Sofar Ocean wave buoy at King George Sound, Albany (Courtesy of Wave Energy Research Centre)

The project aims to convert wave energy into electricity to provide a constant electrical supply to a coastal microgrid for local customers, said Weld Australia, who visited the M4 prototype in early June 2024. 

Over six months, the device will generate electricity from the hinging motion. Data collected will model wave energy’s potential for continuous baseload energy and assess the device’s performance and survivability in various sea conditions, said Weld Australia. This data will be publicly available in real time to evaluate the feasibility of a full-scale device powering a local microgrid.

“We can use all the data to really interpret what could this do to decarbonise aquaculture, and what could it do to feed into a coastal microgrid,” said OI member Wiebke Ebeling from Marine Energy Research Australia (MERA).

The majority of the M4 wave project, including material supply, manufacture, transport, and electrical integration are sourced locally, with the only off-shore purchase being the power generator.

MERA, headquartered at the Albany Campus of the University of Western Australia (UWA) is leading the project and has been supported by six local businesses. 

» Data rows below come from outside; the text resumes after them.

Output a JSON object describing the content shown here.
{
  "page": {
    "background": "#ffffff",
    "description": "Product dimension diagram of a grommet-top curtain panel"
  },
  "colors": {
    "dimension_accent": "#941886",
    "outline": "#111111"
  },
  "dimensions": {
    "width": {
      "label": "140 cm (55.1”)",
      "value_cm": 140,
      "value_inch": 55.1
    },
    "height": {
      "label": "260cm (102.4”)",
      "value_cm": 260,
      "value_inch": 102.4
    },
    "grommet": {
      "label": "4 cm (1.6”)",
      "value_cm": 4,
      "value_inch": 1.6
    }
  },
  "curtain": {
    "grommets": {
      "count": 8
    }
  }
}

The M4 wave energy device, featuring a triangular forward frame, a trailing arm, and a power generator on the connecting hinge, is built from structural steel beams and four steel floater buoys for buoyancy and ballast.

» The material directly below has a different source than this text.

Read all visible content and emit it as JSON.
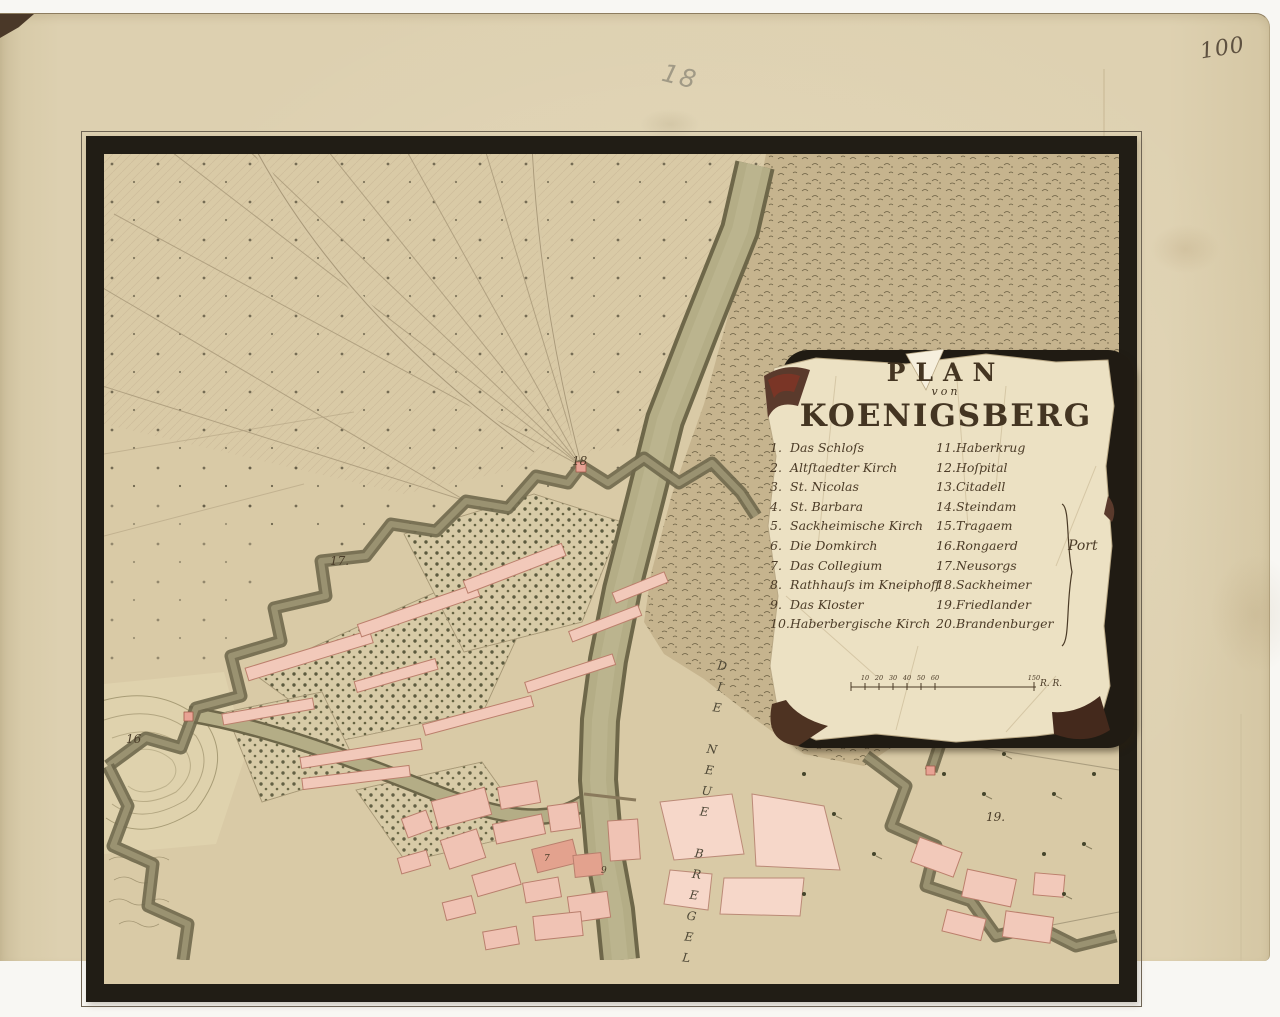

At MCB Construction, specialists in structural steel manufacturing are welding steel beams for the forward frame and trailing arm of the 22-meter-long, 38-ton device. In the same industrial area, the four floater buoys have been assembled and will be filled with sand for ballast, said Weld Australia.

Funded by the Blue Economy Cooperative Research Centre, the WA Department of Primary Industries and Regional Development, and UWA, the project will be deployed off Albany’s historic Whaling Station.

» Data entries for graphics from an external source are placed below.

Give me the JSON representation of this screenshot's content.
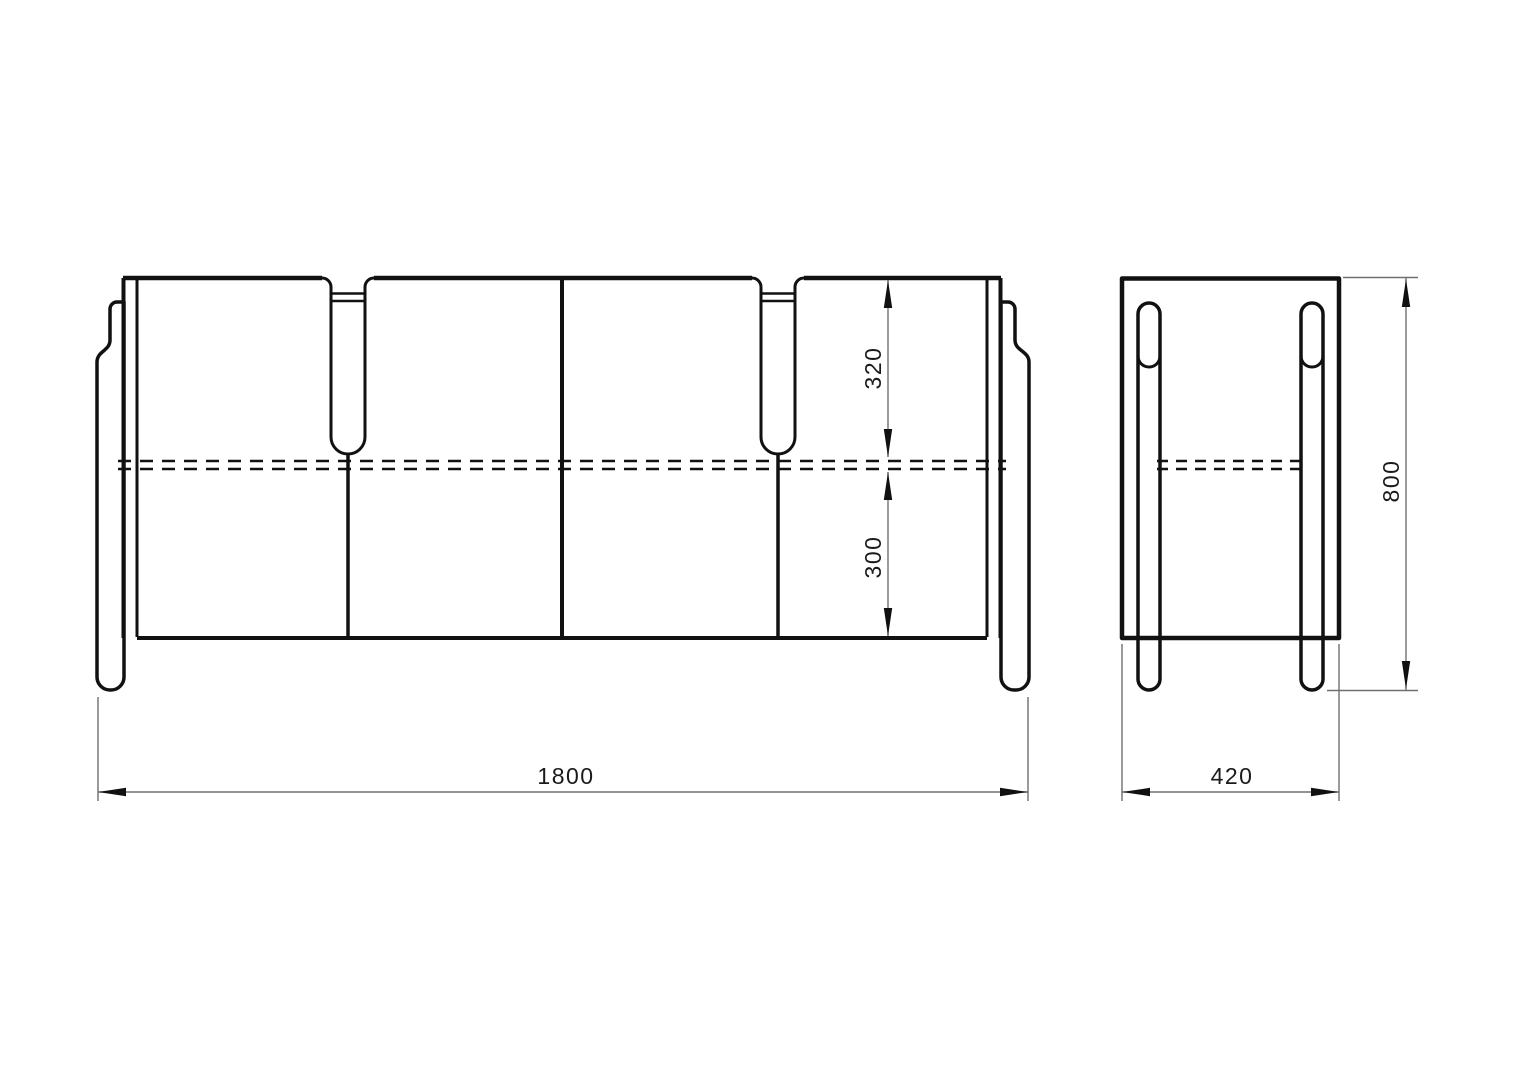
{
  "dims": {
    "width": "1800",
    "depth": "420",
    "height": "800",
    "upper": "320",
    "lower": "300"
  },
  "colors": {
    "outline": "#111111",
    "dim_line": "#707070",
    "text": "#1a1a1a",
    "background": "#ffffff"
  }
}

In January 2023, Researchers at MERA released two reports highlighting the ocean energy potential of Western Australia’s Albany region. The two reports outline the Great Southern region’s “internationally superior” offshore energy resource and the “value in waves” for Western Australia’s future economy.

UWA MERA post-graduate researcher Lucy Wang’s analysis for the WA Parliamentary Research Program highlights the benefits and cost-competitiveness of including wave energy in the renewables mix.